Airship do Brasil
- Company type: Private
- Industry: Aerospace
- Founded: 2005; 21 years ago
- Headquarters: São Carlos, São Paulo, 22°00′07″S 47°52′04″W﻿ / ﻿22.001944°S 47.867778°W
- Key people: Marcelo Felippes
- Products: Blimps

= Airship do Brasil =

Company that is the only manufacturer of blimps in Latin America

Airship do Brasil, commonly shortened to ADB, was a Brazilian privately owned São Paulo-based company that is the only manufacturer of blimps in the Latin America. It manufactures the hardware and rigging for the Lightship and Spector brands of airships. In 2018, Airship do Brasil and Buoyant Aircraft Systems International, a Canadian airships manufacturer, signed a partnership agreement to expand the industry.

==Models==
ADB was founded in 2005 by the former Brazilian Army officer Marcelo Felippes. The company's lightships (proprietary blimps) are the ADB-1 and ADB-2, as well as the ADB-3-3, The company has also developed captive surveillance balloons.

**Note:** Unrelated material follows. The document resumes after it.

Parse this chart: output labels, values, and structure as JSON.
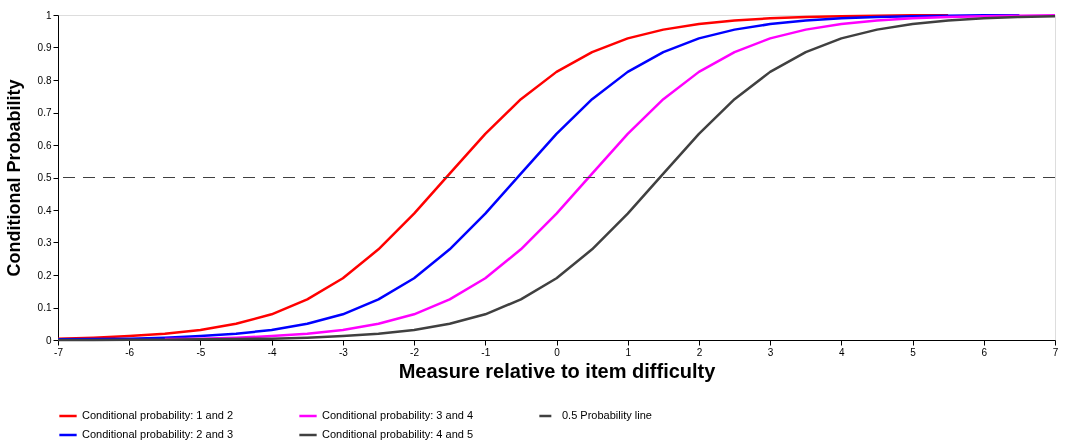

In 2009, it launched the ADB-1 and ADB-2 series, radio-controlled unmanned airships.

In 2017, it launched the largest airship ever produced by the company, and also the largest ever made in Latin America, the ADB-3-X01. In december 2020, the model is going through the National Civil Aviation Agency of Brazil certification process.

In 2024, ceased its operations due lack of investiments.

==São Paulo Facilities==
The location has a 20000 m2 facility at São Carlos.